Introduction
Tool calling (also called function calling or plugins) is the capability that turns large language models from text predictors into general-purpose controllers for software.
Instead of only generating natural language, an LLM can:
- Decide when to call a tool (e.g., “get_weather”, “run_sql_query”)
- Decide which tool to call
- Construct arguments for that tool
- Use the result of the tool to continue its reasoning or response
This post is a deep dive into the anatomy of tool calling: the moving parts, how they interact, what can go wrong, and how to design reliable systems on top of them.
We’ll cover:
- Conceptual model: what tool calling really is under the hood
- The lifecycle of a tool call in an LLM interaction
- How schemas, prompts, and middleware work together
- Error handling, security, and performance concerns
- Concrete implementation patterns in Python and JavaScript
If you’re building agentic systems, workflows, or “AI features” that integrate with your stack, understanding this anatomy is essential.
1. What Is Tool Calling, Really?
At a high level, tool calling is:
A protocol for letting an LLM propose structured actions that your code then validates, executes, and feeds back into the conversation.

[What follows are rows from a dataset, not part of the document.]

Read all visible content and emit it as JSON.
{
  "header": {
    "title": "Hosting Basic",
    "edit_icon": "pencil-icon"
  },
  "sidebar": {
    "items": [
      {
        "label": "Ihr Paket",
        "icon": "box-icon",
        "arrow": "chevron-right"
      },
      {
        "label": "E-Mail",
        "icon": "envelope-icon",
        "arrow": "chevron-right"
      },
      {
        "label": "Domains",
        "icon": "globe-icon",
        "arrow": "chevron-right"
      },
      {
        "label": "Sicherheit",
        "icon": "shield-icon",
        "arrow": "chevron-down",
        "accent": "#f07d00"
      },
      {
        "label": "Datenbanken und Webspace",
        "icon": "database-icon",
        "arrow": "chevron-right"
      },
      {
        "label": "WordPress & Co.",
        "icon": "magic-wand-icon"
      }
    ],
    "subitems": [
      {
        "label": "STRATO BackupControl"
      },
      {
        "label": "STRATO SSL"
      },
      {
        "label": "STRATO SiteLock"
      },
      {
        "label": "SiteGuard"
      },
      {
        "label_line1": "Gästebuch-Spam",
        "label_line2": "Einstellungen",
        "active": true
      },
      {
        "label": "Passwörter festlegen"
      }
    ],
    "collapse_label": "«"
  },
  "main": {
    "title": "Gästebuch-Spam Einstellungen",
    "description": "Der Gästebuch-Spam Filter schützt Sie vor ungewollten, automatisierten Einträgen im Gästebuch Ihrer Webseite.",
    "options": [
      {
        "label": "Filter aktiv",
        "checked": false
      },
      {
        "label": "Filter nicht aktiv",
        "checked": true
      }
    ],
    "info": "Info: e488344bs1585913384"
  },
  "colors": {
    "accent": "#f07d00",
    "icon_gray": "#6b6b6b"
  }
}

You can think of it as a contract between:
- The LLM (planner / reasoner)
- Your tools (actual capabilities / APIs)
- The orchestrator (middleware that glues them together)
1.1. Tools vs. plain text
Without tools, an LLM:
- Reads: previous messages (system, user, assistant)
- Writes: more text (assistant message)
With tools, an LLM additionally:
- Writes: structured tool calls (e.g., JSON describing
{"name": "get_weather", "arguments": {...}}) - Reads: tool results injected back into the conversation (e.g., “tool response: { … }”)
1.2. In-band vs. API-native tool calling
There are two common patterns:
API-native tool calling (e.g., OpenAI
tools, Anthropictool_use):- Tool definitions are passed as structured JSON
- The LLM returns structured tool call objects
- The client library helps orchestrate the loop
In-band tool calling (prompt-only / custom protocol):
- Tool descriptions are written into the prompt as text
- The LLM is instructed to output special JSON or markers
- Your code parses that text, runs tools, and re-prompts
Functionally they’re similar; the difference is how much structure the API itself enforces for you.
2. The Tool Calling Lifecycle
Every tool call passes through a common lifecycle, even if the implementation details differ:
Context preparation
- System and user messages
- Tool definitions & capabilities
- Optional planning instructions
Decision phase
- LLM decides whether to call a tool
- If yes, which tool(s) and in what order
Argument construction
- LLM generates structured arguments for the chosen tool(s)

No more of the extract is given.